Einen „Quantensprung für diesen Innenstadtbereich“ bezeichnet Eschweilers Technischer Beigeordneter Hermann Gödde das, was in den kommenden zwei Jahren hier entstehen soll. Architekt Kaldewey habe „eine Menge Gehirnschmalz darauf verwendet, wie man das vernünftig hinkriegt.“ Und dabei auch Rücksicht auf die Nachbarn des neuen Quartiers genommen.

So werde es im Gegensatz zum früheren Zustand keine den Verkehr wie auch das Straßenbild beeinträchtigende zentrale Anlieferstelle an der Dürener Straße geben. Und um der engen Straße dort mehr Freiraum zu verschaffen, werde die neue Bebauung dort erst in etlichen Meter Abstand zur Straße beginnen – eingeschossig.

Insgesamt sind es 22.000 Quadratmeter Brutto-Geschossfläche, die im Halbkreis um das Rathaus entstehen. Die Dauer der Abrissarbeiten beziffert Götsch auf ein halbes Jahr. Im Januar soll der Bauantrag bei der Stadt eingereicht werden, dessen Bearbeitung zwei-drei Monate dauert. Dann kann gebaut werden.

Zum Weihnachtsgeschäfts 2019, so Andreas Tischler, der auch bei der Expo-Real-Immobilienmesse in München in Kürze mit potenziellen Mietern in Verhandlungen gehen will, um dann die geeignetsten für das Projekt auszuwählen („Billigläden kommen nicht in Frage“), sollen die Läden im Rathaus-Quartier eröffnet sein. Spätestens zwölf Monate später sollen auch sämtliche Büros und Wohnungen bezogen sein.

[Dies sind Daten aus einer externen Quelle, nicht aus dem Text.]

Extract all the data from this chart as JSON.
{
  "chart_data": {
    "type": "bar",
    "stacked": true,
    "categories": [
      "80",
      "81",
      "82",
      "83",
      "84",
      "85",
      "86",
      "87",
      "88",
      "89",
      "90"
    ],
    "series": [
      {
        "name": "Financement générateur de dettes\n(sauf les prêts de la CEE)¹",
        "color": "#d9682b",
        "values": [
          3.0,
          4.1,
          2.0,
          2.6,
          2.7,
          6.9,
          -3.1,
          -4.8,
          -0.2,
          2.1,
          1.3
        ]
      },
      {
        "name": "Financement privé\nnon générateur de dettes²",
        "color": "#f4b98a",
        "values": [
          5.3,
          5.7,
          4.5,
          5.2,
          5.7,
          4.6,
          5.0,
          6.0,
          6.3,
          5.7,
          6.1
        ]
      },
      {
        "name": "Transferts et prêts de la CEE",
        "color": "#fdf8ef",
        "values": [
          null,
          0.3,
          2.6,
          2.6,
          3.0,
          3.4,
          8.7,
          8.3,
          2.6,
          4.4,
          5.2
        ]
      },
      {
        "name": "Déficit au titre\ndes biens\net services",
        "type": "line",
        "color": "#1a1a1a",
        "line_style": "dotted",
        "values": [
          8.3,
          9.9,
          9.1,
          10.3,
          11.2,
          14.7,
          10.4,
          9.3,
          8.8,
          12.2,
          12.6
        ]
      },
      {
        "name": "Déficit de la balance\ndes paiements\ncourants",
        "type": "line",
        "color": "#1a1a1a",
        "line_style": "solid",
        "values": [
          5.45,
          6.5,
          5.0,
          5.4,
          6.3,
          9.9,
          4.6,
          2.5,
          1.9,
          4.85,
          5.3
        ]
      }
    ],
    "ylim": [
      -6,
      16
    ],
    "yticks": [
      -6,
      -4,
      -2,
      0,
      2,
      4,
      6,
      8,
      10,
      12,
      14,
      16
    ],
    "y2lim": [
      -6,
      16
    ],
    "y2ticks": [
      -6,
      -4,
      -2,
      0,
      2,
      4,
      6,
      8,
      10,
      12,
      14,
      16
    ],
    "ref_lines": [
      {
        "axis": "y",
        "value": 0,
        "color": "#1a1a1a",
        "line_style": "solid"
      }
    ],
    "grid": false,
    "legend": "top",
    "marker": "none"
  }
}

Dass Bürger ungeduldig auf den Beginn der Arbeiten warten, kann Bürgermeister Rudi Bertram verstehen. Aber Tischler versichert: „Wir sind selten nach nur einem Jahr mit einem Projekt schon so weit gewesen.“ Das unterstreicht auch Hermann Gödde. Erst im August vergangenen Jahres hatten Pieroth und Schumacher das 18.000 Quadratmeter große Filetstück erworben.

Was sich die Investoren das Projekt Rathaus-Quartier kosten lassen, darüber schweigt man. Eine stolze zweistellige Millionensumme dürfte da allemal zusammenkommen.